One of the first things a pilot learns is the parts of an airplane, from the fuselage to the radial airplane engines to the landing gear. Knowing the parts of an airplane helps the pilot understand how the plane flies, assists with troubleshooting when there is a problem, and provides a clearer understanding of the scope of required maintenance on the plane. Although different types of planes have different parts, every airplane contains several main parts that are common.
Fuselage and Cockpit
Like the radial airplane engine, the fuselage and cockpit are crucial parts of an airplane. The fuselage holds the plane together and is designed to accommodate passengers and cargo. The fuselage also houses the power and radio systems of the airplane. The cockpit houses the command and control systems of the airplane. These controls are used both on the ground and in the air.
The radial airplane engine turns the propeller.

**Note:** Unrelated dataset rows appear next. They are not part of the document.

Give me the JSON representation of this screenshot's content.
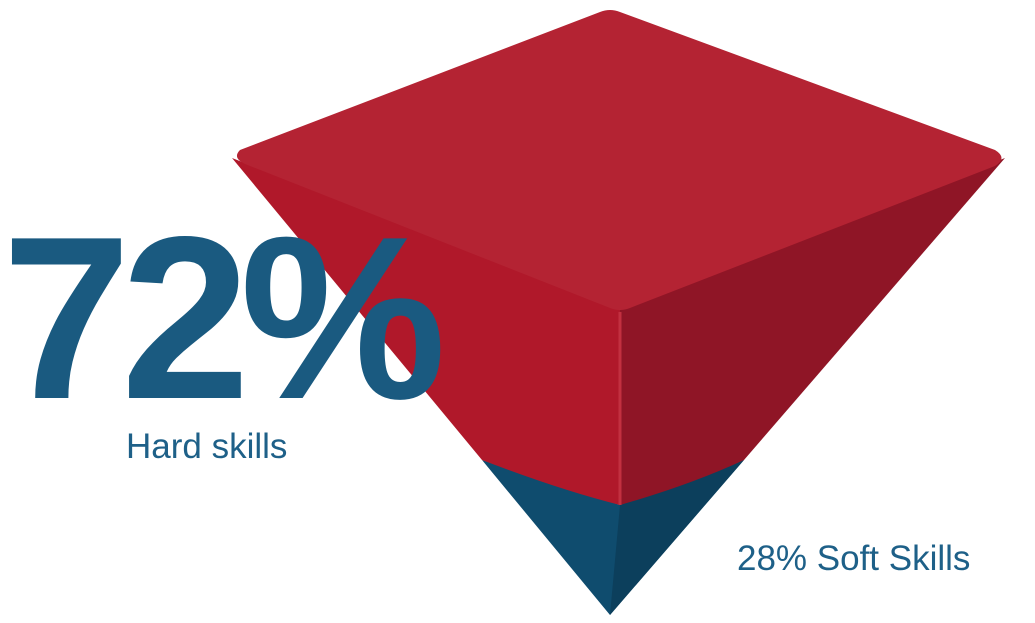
{
  "headline": "72%",
  "hard_label": "Hard skills",
  "soft_label": "28% Soft Skills"
}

The pilot uses a combination of diameter and pitch of the propeller, as well as the small airplane engine speed to either accelerate or maintain a constant speed. If there is too little thrust, the plane will slow down.

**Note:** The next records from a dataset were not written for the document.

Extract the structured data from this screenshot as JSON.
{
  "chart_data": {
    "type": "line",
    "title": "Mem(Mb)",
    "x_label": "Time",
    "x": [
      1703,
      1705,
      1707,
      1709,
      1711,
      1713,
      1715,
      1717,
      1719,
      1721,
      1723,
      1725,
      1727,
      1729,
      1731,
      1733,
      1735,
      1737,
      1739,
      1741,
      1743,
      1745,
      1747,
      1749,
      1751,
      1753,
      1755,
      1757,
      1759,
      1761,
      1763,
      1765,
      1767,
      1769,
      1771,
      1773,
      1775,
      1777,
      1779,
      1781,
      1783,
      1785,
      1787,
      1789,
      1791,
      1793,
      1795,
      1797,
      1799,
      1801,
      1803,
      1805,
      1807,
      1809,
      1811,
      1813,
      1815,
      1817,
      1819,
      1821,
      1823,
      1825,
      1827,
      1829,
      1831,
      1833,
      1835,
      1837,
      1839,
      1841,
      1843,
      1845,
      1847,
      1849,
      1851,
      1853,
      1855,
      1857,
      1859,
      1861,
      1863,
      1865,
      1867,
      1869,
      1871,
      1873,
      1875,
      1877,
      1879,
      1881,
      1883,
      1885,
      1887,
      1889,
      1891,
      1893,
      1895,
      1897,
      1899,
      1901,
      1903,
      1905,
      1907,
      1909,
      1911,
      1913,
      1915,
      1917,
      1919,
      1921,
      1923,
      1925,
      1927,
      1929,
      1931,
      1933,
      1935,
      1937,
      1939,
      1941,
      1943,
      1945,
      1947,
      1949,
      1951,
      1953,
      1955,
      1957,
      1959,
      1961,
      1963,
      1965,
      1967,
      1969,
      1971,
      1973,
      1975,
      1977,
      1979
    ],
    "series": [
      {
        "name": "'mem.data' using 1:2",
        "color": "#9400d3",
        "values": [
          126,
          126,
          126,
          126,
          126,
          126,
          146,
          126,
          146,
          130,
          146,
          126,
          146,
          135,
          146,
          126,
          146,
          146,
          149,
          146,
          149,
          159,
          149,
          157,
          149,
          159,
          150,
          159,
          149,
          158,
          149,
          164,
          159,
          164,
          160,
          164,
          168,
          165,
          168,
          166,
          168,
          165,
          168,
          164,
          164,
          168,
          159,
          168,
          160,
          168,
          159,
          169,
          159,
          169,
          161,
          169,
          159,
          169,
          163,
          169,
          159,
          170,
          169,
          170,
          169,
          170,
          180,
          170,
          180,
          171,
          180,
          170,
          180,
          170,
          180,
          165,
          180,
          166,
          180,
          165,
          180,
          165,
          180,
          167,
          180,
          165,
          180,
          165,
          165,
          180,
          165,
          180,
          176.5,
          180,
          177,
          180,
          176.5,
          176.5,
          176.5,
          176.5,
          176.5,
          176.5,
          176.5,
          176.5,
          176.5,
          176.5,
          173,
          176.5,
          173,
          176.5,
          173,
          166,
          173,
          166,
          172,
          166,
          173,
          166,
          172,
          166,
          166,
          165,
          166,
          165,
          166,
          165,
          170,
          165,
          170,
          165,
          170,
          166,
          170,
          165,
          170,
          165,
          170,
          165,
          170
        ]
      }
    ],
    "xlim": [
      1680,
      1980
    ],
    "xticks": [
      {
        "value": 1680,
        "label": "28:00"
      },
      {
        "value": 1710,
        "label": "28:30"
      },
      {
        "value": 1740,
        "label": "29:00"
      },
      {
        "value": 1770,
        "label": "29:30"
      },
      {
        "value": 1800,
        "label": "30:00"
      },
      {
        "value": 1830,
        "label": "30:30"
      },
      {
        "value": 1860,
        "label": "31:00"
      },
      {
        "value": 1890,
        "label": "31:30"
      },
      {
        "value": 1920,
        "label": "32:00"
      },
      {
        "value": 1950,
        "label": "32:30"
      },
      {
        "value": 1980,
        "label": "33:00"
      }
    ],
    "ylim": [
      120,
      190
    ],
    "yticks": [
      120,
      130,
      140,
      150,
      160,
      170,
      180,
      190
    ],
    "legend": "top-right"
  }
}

Power Plant and Undercarriage
Radial airplane engines are the power plant of the aircraft. The small airplane engines generate thrust and provide power—both hydraulic and electric—to the aircraft. The undercarriage contains the landing gear, which provides the “legs” of the aircraft when it is on the ground. Landing gear is used for during takeoff and landing.
Wings and Tail
Air passes over and under the wings, generating most of the lift that keeps the plane airborne. In addition, the wing reduces drag at the front of the wing, generates lift at the curved part of the wing, and manages airflow with the rear edge. Inside the wing are slats, flaps and ailerons used as the plane is flying. Slats, located at the front of the wing, adjust the angle of attack, increasing lift . Flaps are normally located on the trailing edge of the wing and are used to increase lift at lower speeds, which is particularly important while landing. Ailerons are hinged sections at the rear of each ring and work asymmetrically. When the left one goes up, the right one goes down, making the aircraft roll right or left. Ailerons are used to move an aircraft left or right, and allow a pilot to control or change the roll of the plane.

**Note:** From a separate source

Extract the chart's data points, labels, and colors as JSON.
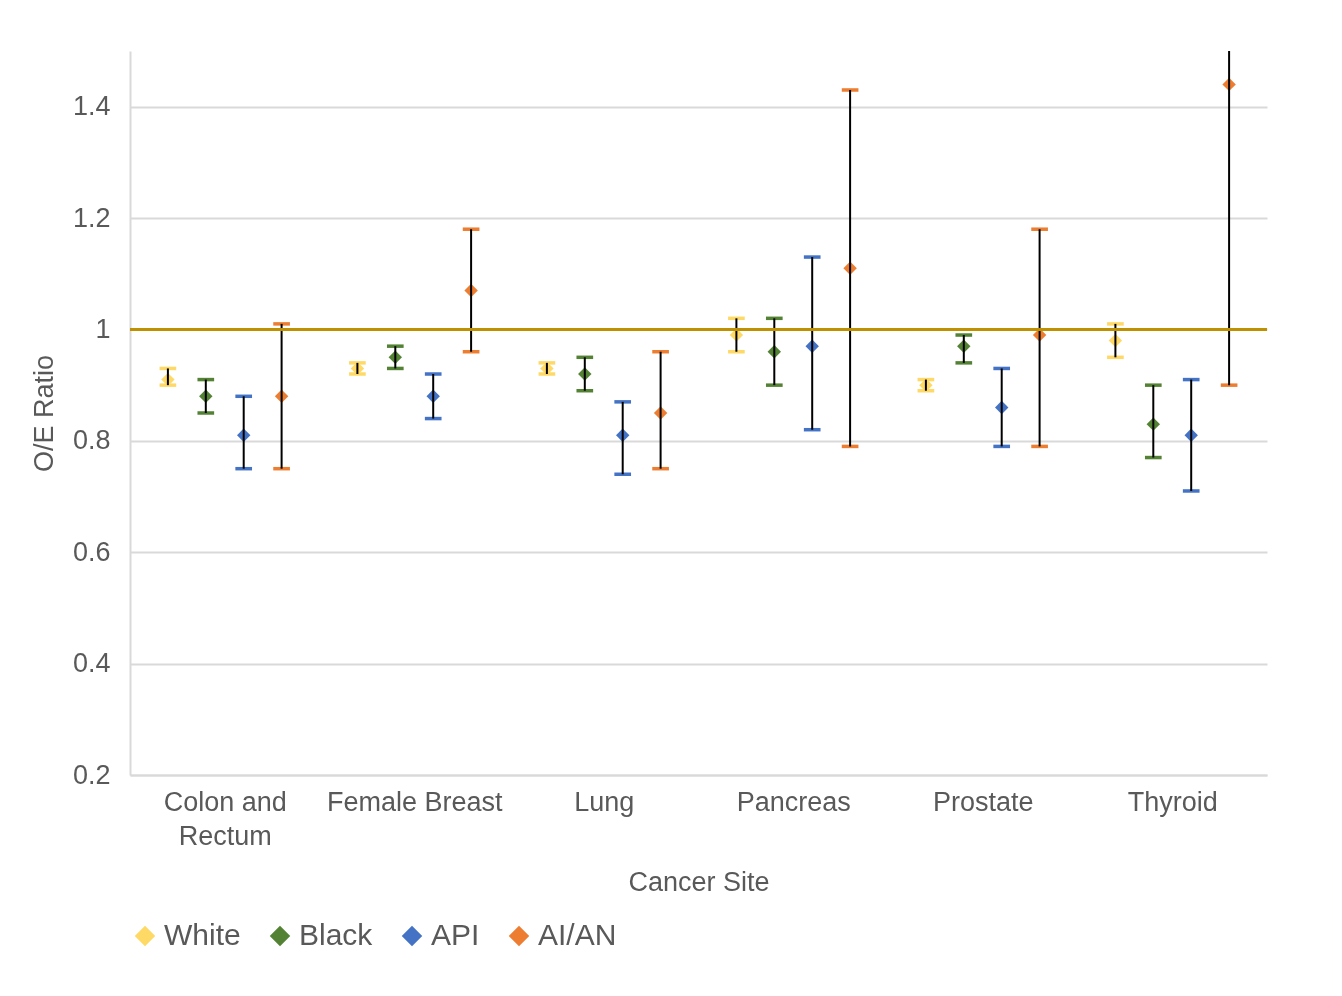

The tail of an aircraft includes horizontal and vertical stabilizers, elevators, and a rudder. The horizontal stabilizer maintains stability in flight, acting as a mini-wing at the rear of the airplane. The vertical stabilizer controls the lateral movement of the plane. Without lateral control, the plane would slip, increase drag and become uncontrollable. The elevators are hinged surfaces fitted to the rear of the horizontal stabilizer and work as a pair. When the elevators are up, the aircraft ascends; when the elevators are down, the aircraft descends.
The rudder of a radial engine airplane works much like the rudder of a boat. When the plane is on the ground, pilots use the rudder to turn the plane in the direction the rudder is turned. In the air, the rudder coordinates turns that are made by the ailerons.